Embracing key proposals in the report, Greek Prime Minister Alexis Tsipras demanded Friday that creditors forgive a third of the country´s debt and allow delayed repayments for the rest.
Much is at stake for Greece´s EU partners.
They are the main contributors to Greece´s successive bailouts, and hold 211 billion euros out of a total of about 280 billion euros that Greece owes.
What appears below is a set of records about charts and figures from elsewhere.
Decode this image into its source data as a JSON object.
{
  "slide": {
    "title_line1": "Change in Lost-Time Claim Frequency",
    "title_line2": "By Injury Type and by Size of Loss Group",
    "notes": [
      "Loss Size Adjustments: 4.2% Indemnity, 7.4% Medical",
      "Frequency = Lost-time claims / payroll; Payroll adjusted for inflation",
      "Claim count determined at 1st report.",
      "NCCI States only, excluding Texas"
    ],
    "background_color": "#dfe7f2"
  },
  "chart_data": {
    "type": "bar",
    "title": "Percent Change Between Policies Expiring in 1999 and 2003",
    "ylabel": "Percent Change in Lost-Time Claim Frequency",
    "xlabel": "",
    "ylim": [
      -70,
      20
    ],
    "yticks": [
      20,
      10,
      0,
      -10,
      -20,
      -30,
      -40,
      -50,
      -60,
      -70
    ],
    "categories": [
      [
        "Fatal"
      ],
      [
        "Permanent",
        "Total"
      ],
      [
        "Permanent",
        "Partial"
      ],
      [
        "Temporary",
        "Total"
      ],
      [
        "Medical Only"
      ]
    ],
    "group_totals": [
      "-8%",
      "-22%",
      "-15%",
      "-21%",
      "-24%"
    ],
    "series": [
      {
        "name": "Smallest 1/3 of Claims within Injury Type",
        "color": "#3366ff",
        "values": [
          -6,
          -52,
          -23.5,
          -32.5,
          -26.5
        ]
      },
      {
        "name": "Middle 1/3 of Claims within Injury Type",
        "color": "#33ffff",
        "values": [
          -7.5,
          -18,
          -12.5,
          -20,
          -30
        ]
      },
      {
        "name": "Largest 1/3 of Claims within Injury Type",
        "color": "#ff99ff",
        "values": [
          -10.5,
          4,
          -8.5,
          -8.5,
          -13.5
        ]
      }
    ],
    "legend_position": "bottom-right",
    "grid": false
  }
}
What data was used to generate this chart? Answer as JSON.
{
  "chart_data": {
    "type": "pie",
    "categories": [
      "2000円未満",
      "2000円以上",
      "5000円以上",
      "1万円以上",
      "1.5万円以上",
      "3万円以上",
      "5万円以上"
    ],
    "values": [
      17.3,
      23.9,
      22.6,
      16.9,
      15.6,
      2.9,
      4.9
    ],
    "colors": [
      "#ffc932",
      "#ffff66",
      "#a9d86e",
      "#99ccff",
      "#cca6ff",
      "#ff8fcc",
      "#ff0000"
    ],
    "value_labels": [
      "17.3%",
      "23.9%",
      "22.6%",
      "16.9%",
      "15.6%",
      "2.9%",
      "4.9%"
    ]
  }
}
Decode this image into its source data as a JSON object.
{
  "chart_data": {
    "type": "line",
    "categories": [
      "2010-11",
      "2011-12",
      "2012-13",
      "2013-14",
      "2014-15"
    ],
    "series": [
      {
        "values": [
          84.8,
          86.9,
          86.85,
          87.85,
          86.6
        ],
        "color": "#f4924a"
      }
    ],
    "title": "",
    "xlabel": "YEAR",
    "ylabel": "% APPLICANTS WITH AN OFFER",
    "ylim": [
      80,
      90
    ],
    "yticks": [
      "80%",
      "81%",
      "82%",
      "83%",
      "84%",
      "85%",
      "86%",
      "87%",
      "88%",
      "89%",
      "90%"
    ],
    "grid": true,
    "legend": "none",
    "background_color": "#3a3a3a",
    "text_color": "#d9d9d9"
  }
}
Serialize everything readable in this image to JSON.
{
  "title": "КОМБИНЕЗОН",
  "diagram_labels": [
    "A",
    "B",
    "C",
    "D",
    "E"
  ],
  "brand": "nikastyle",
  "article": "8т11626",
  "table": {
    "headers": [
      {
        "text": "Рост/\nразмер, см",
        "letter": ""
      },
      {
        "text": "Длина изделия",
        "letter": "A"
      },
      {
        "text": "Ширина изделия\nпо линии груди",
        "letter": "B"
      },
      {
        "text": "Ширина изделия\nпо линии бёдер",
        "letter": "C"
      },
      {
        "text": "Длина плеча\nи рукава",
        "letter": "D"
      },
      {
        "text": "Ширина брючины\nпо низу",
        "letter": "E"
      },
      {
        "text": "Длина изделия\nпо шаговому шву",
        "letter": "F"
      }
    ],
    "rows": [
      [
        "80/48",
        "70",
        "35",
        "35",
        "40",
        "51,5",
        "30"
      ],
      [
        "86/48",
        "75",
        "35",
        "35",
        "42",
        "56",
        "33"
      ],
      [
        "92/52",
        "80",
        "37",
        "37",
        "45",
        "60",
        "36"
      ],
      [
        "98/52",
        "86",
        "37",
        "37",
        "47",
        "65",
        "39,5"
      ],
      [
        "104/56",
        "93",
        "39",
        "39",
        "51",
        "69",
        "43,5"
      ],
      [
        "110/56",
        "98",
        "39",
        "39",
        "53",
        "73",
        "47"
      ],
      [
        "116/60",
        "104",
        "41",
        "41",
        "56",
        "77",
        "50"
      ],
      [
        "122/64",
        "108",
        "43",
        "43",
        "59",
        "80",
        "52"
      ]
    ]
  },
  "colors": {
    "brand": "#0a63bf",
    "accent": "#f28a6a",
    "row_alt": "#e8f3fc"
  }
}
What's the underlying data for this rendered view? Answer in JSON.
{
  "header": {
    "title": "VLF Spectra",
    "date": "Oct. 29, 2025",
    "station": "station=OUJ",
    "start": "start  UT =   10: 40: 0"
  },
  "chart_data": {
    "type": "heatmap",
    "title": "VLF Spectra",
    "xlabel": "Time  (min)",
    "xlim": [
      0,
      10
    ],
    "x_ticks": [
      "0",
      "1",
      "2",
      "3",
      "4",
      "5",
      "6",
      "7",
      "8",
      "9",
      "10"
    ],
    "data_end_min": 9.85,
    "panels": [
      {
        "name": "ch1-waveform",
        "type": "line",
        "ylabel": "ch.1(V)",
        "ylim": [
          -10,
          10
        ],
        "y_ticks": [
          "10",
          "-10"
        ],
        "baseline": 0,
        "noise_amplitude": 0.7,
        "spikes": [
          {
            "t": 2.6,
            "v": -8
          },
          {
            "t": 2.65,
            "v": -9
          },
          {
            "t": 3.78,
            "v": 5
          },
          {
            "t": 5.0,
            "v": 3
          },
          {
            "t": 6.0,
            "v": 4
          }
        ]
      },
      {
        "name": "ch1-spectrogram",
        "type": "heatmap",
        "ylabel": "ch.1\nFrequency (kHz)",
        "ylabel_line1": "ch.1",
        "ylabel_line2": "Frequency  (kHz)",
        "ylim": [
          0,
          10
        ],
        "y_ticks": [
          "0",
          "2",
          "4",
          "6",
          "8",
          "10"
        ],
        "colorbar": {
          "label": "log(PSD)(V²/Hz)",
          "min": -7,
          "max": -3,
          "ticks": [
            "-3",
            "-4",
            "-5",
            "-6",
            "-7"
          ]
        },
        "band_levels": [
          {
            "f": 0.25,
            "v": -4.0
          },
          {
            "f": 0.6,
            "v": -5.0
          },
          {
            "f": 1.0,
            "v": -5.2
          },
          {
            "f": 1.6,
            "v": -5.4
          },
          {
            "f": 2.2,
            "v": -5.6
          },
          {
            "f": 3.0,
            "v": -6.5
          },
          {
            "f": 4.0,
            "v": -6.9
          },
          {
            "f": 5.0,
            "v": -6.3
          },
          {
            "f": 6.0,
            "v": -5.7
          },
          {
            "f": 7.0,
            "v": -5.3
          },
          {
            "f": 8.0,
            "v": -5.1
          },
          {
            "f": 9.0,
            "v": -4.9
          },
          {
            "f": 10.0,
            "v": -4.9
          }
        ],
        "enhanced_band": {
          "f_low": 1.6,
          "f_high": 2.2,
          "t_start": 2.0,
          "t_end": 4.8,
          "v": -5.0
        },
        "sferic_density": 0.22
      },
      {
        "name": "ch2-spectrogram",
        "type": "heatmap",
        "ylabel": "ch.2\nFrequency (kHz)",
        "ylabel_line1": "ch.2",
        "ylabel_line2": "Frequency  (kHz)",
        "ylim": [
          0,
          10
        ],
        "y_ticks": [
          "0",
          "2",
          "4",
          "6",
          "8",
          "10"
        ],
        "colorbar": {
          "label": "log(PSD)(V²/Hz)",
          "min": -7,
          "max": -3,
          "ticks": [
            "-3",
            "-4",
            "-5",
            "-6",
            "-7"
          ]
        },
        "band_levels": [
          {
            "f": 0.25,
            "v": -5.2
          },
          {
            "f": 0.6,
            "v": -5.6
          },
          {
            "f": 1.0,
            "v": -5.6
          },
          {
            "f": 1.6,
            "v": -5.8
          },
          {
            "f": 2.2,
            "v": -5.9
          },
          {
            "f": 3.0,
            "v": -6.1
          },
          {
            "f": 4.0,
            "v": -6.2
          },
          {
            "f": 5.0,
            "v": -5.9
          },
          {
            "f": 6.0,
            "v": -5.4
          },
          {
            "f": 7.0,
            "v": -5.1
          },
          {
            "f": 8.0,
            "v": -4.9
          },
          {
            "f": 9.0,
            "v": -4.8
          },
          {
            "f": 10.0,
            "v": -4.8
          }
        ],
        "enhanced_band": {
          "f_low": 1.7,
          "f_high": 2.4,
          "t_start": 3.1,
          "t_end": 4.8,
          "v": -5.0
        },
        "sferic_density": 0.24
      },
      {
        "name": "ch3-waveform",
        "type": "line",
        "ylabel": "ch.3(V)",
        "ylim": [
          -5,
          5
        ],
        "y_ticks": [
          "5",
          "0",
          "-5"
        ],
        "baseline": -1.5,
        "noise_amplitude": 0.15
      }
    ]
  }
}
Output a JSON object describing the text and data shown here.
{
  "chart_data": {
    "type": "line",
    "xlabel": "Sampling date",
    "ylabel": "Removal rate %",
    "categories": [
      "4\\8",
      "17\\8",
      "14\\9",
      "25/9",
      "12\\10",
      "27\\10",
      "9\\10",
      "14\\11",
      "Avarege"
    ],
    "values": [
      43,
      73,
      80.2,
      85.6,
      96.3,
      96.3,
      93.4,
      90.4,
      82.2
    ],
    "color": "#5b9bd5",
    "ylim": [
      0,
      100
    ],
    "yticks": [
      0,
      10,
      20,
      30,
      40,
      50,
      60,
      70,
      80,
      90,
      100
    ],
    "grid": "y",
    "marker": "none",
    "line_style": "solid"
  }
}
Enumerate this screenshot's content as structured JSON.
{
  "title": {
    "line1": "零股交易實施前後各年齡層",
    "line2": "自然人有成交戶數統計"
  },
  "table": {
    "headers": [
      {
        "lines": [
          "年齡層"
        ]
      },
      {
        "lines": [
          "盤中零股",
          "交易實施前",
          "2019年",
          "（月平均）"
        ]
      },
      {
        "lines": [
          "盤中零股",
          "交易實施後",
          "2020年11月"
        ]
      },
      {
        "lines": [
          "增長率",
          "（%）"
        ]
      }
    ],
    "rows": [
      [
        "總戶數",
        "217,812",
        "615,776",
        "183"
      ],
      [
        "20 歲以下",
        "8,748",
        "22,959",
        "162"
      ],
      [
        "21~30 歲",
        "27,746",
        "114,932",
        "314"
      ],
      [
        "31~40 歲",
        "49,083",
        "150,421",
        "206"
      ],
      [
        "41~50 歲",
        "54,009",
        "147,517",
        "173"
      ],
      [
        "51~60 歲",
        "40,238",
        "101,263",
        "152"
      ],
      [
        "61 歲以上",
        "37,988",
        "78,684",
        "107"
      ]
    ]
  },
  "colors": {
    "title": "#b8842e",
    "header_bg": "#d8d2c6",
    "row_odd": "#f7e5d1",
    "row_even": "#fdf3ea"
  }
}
Of all Greece´s creditors, the Europeans are the most heavily exposed to losses.
So it comes as no surprise that European leaders were less than thrilled by the recommendations of the IMF.
Germany, fiercely opposed to debt relief, quickly cried foul.One cannot conclude that a debt restructuring is necessary, said Martin Jaeger, a spokesman for German Finance Minister Wolfgang Schaeuble.
Eurogroup chief Jeroen Dijsselbloem said the IMF analysis on Greek debt restructuring was based on outdated figures.
He addressed a sensitive issue: the IMF report was completed a week ago, before a string of critical events in the long-running Greek debt drama.
Those events include the calling of a referendum Sunday on whether to accept new bailout terms, the end of an EU aid plan for Greece and Greece´s defaulting on a loan payment to the IMF.
On Friday, Tsipras urged thousands of supporters at a rally in Athens to vote "No" in the weekend referendum, with the latest polls suggesting the plebiscite was too close to call.